Study groups for calculus and topology

[micromass]

Hello,

Some people on PF are currently self-studying calculus and topology. So we thought we might make a post here so that interested people could join us.

We are doing the following books:
Book of Proof by Hammack (freely available on http://www.people.vcu.edu/~rhammack/BookOfProof/)
Calculus by Spivak
Introduction to topological manifolds by Lee

The idea is to discuss theory with each other and to make problems.
Communication is currently through facebook, but there are enough chat rooms where we can talk.

If anybody is interested, feel free to PM me. Please only react if you're serious about this. If you're thinking of quitting after a week then this might not be for you.

 

[zapz]

Hey,
This sounds pretty cool. However, I'm not sure if my math skills are up to par with this. What would you consider a "pre-req"? Thanks!

 

[Number Nine]

Introduction to topological manifolds by Lee

Outstanding. A sorely underrated book.

 

[genericusrnme]

What is the level of Introduction to topological manifolds by Lee like compared to Loring Tu's Introduction to manifolds?

 

[micromass]

Hey,
This sounds pretty cool. However, I'm not sure if my math skills are up to par with this. What would you consider a "pre-req"? Thanks!

I guess that everybody can do the proofs book. It's not very hard.
To do Spivak, I suggest that you already know at least calculus I. So if you had calculus in high school, then you should be fine. You should be comfortable with continuity and derivatives (not necessarily with epsilon delta's, although that would be nice).

For the Lee book, you should be comfortable with a Spivak level book. You should know continuity and sequences very well and rigorously. You don't need to know metric spaces, although that would be nice.

 

[micromass]

What is the level of Introduction to topological manifolds by Lee like compared to Loring Tu's Introduction to manifolds?

I would say that they're about the same level. But Lee only covers topological manifolds, whereas Tu goes into differentiable structures.
The idea of Lee is to give a basis to later go on to his smooth manifolds book and his Riemannian manifolds.

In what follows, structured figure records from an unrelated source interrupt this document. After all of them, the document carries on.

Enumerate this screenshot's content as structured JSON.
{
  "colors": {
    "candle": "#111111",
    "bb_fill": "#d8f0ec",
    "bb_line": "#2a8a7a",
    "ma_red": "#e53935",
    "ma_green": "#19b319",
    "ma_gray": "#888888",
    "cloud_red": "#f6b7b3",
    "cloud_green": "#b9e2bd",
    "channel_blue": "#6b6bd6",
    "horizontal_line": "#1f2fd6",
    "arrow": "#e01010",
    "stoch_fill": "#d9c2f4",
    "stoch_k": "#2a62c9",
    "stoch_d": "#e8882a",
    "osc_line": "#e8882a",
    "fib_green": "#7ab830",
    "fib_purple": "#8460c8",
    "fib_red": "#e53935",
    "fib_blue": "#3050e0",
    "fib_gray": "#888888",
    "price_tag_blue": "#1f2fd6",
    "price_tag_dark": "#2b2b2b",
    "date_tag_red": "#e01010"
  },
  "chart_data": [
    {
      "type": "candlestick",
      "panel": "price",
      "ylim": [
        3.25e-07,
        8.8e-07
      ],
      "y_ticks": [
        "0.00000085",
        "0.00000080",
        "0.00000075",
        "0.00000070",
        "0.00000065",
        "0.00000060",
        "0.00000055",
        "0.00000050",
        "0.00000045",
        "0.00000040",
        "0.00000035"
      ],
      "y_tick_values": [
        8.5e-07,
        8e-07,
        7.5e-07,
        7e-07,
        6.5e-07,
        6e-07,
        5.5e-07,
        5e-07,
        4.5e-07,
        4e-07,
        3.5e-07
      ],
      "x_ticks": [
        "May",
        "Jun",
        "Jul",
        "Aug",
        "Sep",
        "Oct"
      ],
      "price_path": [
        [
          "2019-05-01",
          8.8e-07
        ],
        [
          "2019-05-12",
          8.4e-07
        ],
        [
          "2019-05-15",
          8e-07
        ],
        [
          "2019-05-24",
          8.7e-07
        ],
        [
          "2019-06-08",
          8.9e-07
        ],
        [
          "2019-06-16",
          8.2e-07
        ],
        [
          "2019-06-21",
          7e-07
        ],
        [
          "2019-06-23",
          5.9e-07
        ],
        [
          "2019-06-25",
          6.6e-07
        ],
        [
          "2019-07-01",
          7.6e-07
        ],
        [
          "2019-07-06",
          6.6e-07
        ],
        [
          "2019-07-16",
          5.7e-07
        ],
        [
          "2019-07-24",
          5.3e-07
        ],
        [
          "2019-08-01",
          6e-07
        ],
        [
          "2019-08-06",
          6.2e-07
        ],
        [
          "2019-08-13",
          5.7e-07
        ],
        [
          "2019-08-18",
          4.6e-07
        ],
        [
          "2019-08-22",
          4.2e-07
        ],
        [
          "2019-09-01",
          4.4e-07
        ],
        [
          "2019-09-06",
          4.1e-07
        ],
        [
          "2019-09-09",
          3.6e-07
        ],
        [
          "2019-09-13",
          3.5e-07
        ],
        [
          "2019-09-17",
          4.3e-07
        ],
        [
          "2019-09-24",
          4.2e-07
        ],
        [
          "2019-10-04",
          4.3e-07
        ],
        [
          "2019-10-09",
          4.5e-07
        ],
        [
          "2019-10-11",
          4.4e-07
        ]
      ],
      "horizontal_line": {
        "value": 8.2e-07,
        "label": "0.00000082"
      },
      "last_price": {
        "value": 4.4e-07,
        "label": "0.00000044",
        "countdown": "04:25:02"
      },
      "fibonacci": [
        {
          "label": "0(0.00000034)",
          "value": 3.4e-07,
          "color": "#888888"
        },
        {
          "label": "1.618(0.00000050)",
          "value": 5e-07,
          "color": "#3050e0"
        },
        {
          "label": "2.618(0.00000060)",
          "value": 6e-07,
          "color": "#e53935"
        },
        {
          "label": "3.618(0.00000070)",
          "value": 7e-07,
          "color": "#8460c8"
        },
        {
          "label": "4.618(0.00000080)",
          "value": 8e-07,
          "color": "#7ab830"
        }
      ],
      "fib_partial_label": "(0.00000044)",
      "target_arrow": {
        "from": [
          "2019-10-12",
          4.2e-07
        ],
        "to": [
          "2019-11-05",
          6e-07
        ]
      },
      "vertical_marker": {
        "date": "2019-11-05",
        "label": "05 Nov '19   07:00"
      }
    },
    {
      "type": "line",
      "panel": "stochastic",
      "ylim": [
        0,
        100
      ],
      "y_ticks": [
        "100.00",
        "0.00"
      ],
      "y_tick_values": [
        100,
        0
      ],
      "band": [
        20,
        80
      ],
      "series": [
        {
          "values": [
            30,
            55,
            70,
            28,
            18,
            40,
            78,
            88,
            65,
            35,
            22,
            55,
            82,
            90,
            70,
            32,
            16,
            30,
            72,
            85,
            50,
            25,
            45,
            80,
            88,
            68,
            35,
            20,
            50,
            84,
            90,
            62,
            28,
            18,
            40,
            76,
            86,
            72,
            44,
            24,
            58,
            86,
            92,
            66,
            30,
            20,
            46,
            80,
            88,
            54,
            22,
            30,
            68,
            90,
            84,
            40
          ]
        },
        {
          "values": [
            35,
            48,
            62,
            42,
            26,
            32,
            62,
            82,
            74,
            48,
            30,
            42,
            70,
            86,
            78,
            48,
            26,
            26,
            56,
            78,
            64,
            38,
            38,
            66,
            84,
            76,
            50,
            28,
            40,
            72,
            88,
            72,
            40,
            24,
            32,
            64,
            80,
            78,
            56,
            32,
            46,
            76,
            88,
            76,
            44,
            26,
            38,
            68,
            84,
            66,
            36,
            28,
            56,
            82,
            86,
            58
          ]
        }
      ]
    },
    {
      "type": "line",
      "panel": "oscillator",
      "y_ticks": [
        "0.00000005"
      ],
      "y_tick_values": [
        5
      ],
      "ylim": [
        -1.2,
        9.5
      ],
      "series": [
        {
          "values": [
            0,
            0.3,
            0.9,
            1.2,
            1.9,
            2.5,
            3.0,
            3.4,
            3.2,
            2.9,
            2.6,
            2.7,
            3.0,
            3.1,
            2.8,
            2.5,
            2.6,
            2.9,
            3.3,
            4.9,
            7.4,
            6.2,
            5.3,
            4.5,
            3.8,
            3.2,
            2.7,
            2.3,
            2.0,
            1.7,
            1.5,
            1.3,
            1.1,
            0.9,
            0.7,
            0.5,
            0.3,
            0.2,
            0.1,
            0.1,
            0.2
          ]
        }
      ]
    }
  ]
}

The three books together cover way more ground than Tu. But Tu goes into smoothness faster.

 

[ADCooper]

Wish I had seen this at the beginning of Summer, really wanted to do something like this, but now with the semester starting in a few weeks I feel like I'll quit too fast due to classes to make it worth it. Quick aside: is Spivak's book worth getting into having finished an entire calculus sequence already? We used Stewart for 1-2, Rogawski for 3, and then Boyce/DiPrima for Diff EQ (Its normally considered Calc 4 I've heard?). None of those seemed remotely rigorous though.

 

[genericusrnme]

I would say that they're about the same level. But Lee only covers topological manifolds, whereas Tu goes into differentiable structures.
The idea of Lee is to give a basis to later go on to his smooth manifolds book and his Riemannian manifolds.

The three books together cover way more ground than Tu. But Tu goes into smoothness faster.

In that case I'll have to give this study group a miss since I'm just finishing Tus book right now.
I may be interested in future study groups however so I'll keep an eye out

Wish I had seen this at the beginning of Summer, really wanted to do something like this, but now with the semester starting in a few weeks I feel like I'll quit too fast due to classes to make it worth it. Quick aside: is Spivak's book worth getting into having finished an entire calculus sequence already? We used Stewart for 1-2, Rogawski for 3, and then Boyce/DiPrima for Diff EQ (Its normally considered Calc 4 I've heard?). None of those seemed remotely rigorous though.

Spivak will get you ready for analysis-y material, if you haven't done any rigorous calculus yet, spivak is a good place to start!